In a radical move to address the corruption and negligence in An Garda Siochana uncovered by the Morris Tribunal, would-be agents will be subjected to extensive vetting.
The measures, proposed by a working group headed by Deputy Commissioner T.P. Fitzgerald, were designed to ensure informers' safety, smoother handling operations and better understanding of the value, or lack of value, of covert information.
It is hoped the Code of Practice, drawn up after months of extensive international research, will guarantee the best agent handling systems anywhere in the world. In a submission to the Morris Inquiry, the informant management working group recommended:
- Detailed source handling units to be created dedicated to running informers.
- A compulsory and rigid system of registration of informers by every officer along with a full and detailed assessment of the proposed agent.
- A full and detailed background and risk assessment, and if needed a face-to-face interview with the would-be informer.
- A separate and complete file containing all records and dealings with informers to be kept by the Crime and Security Unit in Phoenix Park.
- A superior officer to keep a high level of supervision on dealings and relationship of officers with the informer.
The recommendations were made to the Tribunal following a string of alarming findings of how gardai in Donegal dealt with informers during the early 1990s.
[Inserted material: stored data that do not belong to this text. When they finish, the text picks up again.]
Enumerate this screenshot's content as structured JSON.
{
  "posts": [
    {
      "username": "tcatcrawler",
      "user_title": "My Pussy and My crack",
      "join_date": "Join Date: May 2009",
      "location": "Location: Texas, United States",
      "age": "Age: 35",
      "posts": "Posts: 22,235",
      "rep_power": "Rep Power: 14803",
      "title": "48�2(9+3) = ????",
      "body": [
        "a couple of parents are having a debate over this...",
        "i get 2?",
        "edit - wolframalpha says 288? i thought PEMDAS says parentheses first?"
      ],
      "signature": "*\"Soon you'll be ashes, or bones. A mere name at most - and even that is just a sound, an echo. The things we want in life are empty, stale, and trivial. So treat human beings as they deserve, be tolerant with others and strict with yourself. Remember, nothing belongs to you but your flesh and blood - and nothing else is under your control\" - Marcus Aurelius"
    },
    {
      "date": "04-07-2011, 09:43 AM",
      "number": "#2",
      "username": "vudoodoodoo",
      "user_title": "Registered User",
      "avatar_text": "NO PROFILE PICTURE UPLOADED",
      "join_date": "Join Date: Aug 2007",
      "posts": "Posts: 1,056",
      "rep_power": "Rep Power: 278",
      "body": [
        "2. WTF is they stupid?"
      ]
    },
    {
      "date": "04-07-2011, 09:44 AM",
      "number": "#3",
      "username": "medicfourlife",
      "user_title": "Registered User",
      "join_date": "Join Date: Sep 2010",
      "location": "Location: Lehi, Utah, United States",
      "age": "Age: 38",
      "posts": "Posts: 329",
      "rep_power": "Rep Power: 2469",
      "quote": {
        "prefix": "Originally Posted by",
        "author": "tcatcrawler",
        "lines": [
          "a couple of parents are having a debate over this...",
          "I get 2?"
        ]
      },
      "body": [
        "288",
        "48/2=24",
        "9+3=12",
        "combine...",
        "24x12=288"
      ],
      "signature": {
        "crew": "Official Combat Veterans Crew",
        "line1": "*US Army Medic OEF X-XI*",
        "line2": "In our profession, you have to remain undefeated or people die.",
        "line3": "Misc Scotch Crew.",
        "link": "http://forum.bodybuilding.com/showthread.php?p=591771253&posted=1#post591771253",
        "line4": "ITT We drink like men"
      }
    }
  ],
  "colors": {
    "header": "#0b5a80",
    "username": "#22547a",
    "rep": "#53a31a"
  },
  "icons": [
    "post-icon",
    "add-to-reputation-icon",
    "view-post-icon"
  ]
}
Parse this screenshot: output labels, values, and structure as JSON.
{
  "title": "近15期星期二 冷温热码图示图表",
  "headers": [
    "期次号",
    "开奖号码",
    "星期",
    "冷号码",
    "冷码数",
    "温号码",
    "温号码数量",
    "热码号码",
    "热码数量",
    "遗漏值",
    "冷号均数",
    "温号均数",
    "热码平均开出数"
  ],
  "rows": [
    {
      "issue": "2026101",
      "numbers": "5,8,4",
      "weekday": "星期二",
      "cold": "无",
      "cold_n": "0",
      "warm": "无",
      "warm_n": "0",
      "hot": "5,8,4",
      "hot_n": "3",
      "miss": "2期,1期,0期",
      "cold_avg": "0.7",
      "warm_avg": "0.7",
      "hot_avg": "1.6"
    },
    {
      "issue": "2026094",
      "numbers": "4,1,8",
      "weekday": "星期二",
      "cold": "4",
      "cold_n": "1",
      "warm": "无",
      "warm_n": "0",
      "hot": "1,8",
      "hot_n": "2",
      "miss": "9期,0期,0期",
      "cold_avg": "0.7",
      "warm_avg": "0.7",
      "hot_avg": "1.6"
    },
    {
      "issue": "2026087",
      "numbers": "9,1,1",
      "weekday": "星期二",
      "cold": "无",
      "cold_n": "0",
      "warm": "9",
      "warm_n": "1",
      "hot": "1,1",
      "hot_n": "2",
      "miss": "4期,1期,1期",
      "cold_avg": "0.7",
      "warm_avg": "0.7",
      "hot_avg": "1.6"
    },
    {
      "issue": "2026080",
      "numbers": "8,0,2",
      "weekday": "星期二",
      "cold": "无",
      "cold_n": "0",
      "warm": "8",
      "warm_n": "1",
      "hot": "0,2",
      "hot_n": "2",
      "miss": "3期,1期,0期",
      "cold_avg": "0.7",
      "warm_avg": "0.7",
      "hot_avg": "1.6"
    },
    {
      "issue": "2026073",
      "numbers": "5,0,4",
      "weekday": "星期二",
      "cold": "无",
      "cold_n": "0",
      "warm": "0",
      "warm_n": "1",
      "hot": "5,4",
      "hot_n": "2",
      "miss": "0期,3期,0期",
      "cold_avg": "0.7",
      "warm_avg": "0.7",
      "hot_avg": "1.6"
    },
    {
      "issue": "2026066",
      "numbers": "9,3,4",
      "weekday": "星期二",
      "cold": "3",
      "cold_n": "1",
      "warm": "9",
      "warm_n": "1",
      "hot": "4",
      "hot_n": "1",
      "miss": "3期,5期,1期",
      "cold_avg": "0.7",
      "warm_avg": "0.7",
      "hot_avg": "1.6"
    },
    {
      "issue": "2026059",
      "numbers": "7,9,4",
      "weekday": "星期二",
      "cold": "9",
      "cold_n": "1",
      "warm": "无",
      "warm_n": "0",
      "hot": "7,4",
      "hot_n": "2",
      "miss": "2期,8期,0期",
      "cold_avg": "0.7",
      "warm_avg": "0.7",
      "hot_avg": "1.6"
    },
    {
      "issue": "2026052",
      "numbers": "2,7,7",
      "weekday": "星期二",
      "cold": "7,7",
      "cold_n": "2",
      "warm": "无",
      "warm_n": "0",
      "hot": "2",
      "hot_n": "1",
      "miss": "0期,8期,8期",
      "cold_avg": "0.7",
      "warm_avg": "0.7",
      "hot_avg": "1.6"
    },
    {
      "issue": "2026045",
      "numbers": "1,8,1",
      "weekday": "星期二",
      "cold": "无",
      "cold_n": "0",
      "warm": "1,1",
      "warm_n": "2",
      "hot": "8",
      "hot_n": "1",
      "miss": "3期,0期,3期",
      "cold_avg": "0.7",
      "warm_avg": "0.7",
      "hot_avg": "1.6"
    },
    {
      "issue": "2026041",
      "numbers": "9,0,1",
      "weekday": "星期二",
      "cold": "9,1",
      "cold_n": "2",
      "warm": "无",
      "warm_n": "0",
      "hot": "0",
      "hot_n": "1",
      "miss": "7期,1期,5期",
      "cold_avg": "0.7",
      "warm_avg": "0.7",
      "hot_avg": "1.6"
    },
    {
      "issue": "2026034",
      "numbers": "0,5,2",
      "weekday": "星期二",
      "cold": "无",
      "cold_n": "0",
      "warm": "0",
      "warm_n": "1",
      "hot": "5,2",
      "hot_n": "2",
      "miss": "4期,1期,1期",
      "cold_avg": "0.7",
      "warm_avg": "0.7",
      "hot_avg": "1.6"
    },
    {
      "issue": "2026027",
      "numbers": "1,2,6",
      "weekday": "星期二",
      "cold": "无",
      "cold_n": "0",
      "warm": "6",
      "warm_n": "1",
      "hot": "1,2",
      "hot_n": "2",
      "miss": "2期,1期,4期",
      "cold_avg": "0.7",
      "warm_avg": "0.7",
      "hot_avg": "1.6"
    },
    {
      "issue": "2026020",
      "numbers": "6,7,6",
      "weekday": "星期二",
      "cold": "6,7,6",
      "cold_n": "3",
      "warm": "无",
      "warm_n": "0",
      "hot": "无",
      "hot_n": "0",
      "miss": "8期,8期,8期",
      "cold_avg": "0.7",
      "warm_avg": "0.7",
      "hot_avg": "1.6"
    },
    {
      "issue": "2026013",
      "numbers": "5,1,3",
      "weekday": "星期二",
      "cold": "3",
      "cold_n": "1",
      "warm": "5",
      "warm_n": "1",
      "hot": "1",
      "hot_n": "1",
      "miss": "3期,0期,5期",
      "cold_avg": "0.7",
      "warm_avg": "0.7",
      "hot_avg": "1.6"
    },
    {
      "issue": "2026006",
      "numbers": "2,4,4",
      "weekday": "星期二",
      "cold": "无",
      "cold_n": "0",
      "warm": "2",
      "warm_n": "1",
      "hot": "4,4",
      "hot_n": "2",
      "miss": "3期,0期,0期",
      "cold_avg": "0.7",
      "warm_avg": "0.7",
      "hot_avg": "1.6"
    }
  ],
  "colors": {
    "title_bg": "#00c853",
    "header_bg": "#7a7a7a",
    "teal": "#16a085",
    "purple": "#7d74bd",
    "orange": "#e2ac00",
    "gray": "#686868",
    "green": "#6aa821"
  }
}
In his report Judge Morris revealed there was no official garda manual governing the handling of informers in the force.
Mr Fitzgerald, who has headed nine working groups set up in the wake of the first report of the Tribunal, stated that while the findings of the inquiry had been accepted by his superiors implementing them would take time.
Policing experts from Canada, Australia, UK, Germany and Europol were approached in a bid to draw up a best practice model. And the working group insisted improved facilities were needed both at garda headquarters in Phoenix Park and at training colleges if the radical changes were to be fully implemented.
They recommended Garda Commissioner Noel Conroy appoint a senior officer to carry out an annual review of operations while a High Court judge should also be hired to conduct a yearly independent review.
A modern training network was proposed to highlight the dangers of running agents while the group called for a National Central Source Unit (NSCU) to be formed to manage informant handling and ensure best practice.
It is proposed the NSCU will maintain close contact with local supervising officers and handlers while giving feedback to officers on the ground on the value, or lack of value, of information.
The final report of the working group was sent to Mr Conroy at the end of April.